Practitioners who have tried to run pure BNPL operations in Nigeria, Kenya, and South Africa have all encountered the same pattern. The first year looks promising as early adopters generate transaction volume. The second year stresses the balance sheet as credit losses on the initial loan book start to hit. By the third year, the operator is either raising emergency capital, pivoting to a different business model, or unwinding the operation. The survivors are the ones who recognized the structural problem early and built around it.

The models that actually work

Three alternative approaches have emerged, and each represents a genuine adaptation to African economic reality rather than a copy of the Klarna or Affirm playbook.

The first is embedded BNPL through larger ecosystems. Jumia plus CredPal and Easybuy, Mastercard plus Lipa Later, Safaricom M-Pesa plus EDOMx in the Faraja product all share a common structure: the BNPL capability rides on top of an existing merchant or payment relationship, which dramatically reduces customer acquisition cost and lets the larger partner cross-subsidize the credit economics. Standalone BNPL struggles to compete with embedded BNPL on either side of the unit economics equation.

The second is longer-tenor installment financing in categories with higher margins. Egypt's valU and MNT-Halan offer longer-duration financing on higher-ticket purchases like appliances and furniture, where the retail margin gives them more room to earn a spread. This is not the "pay in four" model familiar from developed markets. It is closer to traditional installment credit, repackaged with digital distribution.

The third is CDcare's save-now-buy-later model, which inverts the risk entirely. Customers save weekly or monthly toward a target item, receive delivery after paying 50 percent or more, and complete payment afterward. CDcare sold USD 6 million of goods at 10 to 15 percent gross margin with a 0.4 percent default rate and no external debt raised. That performance is only possible because the model aligns with African consumer preferences to save rather than borrow, and because it sidesteps the retail margin-to-interest rate ratio problem entirely.

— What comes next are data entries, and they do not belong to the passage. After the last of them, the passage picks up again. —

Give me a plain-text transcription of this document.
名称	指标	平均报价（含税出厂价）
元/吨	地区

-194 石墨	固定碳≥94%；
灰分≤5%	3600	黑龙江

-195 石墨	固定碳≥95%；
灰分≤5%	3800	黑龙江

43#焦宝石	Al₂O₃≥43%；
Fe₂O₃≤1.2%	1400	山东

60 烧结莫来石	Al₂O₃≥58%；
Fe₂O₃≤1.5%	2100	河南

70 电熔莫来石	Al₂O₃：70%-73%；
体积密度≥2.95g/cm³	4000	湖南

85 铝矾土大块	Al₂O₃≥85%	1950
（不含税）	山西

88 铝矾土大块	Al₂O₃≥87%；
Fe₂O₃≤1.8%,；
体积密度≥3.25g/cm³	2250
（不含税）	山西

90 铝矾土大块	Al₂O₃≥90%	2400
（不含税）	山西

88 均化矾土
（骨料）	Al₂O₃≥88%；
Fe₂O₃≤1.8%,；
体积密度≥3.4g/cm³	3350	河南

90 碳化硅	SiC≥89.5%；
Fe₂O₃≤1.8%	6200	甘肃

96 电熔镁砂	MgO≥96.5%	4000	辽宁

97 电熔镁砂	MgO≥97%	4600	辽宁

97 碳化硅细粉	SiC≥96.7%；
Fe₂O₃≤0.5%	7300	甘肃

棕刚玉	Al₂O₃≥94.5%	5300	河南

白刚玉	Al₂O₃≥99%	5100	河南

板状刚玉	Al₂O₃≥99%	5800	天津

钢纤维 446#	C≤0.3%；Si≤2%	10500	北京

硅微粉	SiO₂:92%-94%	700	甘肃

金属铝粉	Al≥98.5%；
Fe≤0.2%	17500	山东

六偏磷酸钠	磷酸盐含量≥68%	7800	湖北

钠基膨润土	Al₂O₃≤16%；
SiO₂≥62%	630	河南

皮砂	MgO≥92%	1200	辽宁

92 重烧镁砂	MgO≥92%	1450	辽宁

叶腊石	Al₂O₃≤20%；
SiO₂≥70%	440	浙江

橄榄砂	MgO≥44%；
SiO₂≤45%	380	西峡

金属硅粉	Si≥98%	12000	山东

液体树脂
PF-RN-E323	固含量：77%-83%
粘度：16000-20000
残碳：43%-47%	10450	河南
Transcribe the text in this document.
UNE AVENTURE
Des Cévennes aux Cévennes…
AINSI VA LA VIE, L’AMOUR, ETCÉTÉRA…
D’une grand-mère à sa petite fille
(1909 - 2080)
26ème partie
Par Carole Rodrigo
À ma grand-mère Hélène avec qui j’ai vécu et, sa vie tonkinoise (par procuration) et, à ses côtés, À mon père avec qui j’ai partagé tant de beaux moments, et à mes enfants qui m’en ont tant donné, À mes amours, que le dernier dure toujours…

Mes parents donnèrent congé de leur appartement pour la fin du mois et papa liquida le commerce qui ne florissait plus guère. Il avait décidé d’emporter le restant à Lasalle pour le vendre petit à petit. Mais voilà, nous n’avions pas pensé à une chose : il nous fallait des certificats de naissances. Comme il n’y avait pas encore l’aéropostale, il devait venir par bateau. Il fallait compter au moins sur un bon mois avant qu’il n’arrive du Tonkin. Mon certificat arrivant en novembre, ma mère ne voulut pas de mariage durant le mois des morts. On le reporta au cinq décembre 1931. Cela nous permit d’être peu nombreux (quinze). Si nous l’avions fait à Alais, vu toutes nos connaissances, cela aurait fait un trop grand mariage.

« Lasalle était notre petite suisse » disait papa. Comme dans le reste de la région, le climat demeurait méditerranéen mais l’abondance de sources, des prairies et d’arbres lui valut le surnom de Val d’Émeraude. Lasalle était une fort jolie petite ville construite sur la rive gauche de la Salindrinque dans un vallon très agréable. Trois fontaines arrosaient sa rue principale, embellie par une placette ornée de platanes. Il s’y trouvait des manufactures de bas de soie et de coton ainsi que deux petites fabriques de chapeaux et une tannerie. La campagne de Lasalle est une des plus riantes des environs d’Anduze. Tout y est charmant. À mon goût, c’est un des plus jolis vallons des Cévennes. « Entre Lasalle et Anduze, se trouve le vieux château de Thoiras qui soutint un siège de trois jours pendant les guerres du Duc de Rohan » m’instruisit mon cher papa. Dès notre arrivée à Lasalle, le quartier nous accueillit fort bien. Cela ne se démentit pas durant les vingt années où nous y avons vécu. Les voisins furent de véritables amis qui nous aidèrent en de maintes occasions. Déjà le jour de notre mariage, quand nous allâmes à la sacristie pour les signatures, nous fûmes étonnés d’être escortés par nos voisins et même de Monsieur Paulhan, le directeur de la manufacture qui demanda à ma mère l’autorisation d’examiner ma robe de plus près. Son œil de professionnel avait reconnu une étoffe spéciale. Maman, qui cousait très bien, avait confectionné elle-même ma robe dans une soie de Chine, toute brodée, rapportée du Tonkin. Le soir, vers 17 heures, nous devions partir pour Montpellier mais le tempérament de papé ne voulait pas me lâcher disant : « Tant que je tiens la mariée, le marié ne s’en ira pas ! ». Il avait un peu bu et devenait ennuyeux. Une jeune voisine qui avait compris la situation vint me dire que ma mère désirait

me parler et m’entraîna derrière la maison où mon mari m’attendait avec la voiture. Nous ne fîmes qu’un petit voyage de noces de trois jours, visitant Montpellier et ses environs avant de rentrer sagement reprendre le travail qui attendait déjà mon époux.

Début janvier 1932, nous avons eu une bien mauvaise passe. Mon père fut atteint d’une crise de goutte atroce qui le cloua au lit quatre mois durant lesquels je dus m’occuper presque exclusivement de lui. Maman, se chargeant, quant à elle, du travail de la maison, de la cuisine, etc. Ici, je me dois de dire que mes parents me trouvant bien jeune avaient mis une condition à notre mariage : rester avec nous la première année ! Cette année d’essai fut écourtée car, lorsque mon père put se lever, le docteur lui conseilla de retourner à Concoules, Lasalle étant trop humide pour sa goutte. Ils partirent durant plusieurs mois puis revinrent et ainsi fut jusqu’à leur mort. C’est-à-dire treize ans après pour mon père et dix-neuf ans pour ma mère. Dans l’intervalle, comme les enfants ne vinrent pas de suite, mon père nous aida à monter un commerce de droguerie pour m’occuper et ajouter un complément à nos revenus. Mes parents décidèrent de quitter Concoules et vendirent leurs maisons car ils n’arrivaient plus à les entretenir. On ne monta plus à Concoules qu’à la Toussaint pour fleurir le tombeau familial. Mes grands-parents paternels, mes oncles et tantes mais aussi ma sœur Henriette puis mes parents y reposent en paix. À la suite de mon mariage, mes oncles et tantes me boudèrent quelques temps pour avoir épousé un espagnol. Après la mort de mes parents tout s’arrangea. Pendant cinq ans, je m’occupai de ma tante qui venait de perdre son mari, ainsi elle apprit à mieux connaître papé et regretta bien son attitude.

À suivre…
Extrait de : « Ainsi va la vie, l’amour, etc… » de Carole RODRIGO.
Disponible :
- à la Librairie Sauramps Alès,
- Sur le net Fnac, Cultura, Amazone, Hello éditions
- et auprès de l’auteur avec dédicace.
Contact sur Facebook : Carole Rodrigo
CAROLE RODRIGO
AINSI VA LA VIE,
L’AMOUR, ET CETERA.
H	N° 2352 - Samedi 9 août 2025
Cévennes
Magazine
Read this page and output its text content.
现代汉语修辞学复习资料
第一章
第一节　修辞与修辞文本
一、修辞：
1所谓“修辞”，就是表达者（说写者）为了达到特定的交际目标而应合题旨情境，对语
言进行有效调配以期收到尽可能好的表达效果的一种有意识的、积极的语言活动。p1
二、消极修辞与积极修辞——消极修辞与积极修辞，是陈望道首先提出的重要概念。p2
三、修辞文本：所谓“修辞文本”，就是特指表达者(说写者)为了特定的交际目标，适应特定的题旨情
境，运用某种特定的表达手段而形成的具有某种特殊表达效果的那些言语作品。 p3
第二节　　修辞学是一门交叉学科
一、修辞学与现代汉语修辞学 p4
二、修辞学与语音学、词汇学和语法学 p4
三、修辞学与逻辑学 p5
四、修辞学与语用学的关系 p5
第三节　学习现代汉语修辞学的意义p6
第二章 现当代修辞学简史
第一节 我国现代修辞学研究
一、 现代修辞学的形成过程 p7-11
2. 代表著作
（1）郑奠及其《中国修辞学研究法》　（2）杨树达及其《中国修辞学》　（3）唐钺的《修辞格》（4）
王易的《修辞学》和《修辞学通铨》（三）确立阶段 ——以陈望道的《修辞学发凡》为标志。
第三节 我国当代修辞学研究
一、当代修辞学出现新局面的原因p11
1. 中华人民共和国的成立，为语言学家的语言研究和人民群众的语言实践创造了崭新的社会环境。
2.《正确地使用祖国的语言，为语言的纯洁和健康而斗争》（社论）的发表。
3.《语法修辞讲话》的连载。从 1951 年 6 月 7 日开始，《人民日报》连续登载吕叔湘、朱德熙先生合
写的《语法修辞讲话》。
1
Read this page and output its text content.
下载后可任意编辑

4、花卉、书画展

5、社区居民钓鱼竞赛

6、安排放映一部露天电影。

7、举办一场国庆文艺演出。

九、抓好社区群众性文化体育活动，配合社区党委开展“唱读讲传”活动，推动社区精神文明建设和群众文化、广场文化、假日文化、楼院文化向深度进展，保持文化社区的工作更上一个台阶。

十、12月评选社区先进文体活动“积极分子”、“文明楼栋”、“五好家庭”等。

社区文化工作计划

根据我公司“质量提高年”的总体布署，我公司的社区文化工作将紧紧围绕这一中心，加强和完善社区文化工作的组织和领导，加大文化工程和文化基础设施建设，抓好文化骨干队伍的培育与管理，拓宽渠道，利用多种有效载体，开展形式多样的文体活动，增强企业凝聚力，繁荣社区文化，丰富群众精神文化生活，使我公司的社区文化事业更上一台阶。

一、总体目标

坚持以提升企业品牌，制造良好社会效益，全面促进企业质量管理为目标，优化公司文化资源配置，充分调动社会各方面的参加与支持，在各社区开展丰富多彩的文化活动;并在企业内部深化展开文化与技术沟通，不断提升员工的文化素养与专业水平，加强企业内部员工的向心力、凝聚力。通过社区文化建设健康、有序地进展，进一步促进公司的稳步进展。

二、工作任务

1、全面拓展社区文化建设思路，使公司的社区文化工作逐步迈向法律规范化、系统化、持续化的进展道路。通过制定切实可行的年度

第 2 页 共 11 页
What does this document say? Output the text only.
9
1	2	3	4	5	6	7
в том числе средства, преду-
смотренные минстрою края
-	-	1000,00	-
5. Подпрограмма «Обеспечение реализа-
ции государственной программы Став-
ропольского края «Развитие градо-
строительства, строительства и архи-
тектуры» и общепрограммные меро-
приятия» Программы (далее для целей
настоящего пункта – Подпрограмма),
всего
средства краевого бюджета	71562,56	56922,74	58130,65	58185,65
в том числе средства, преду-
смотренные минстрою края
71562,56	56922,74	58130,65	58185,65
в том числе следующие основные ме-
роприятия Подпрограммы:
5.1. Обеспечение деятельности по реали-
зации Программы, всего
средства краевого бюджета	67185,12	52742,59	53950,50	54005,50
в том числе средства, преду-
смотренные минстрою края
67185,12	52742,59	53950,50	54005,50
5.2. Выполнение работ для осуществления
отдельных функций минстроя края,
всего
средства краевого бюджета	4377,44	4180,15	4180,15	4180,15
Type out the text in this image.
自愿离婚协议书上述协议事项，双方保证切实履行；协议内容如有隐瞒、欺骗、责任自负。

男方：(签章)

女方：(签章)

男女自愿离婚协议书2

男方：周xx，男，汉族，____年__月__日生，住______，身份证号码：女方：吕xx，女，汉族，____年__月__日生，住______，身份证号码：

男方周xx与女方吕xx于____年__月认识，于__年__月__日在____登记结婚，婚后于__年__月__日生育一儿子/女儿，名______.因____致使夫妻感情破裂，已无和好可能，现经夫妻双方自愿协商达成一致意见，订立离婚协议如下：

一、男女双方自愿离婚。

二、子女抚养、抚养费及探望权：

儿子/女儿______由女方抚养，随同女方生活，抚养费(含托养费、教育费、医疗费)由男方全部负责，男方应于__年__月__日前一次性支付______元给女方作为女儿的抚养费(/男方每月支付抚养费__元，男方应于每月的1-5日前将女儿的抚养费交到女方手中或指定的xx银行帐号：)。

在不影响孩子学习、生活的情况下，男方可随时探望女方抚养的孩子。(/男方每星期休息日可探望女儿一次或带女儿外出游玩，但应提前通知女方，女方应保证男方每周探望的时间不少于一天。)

What we think should happen

African BNPL investors should stop benchmarking the sector against Klarna and Affirm and start benchmarking it against structural economic reality. Operators running traditional pay-in-four BNPL products in markets where retail margins are thin and local interest rates are high should expect to be unprofitable for the foreseeable future regardless of how fast they grow. Operators building embedded BNPL, longer-tenor installment credit, or save-now-buy-later variants have real commercial paths. The USD 16.8 billion 2031 projection will probably be achieved, but most of the value will accrue to operators who are not running the BNPL playbook that the sector currently celebrates. The ones still running the original playbook will be cautionary tales.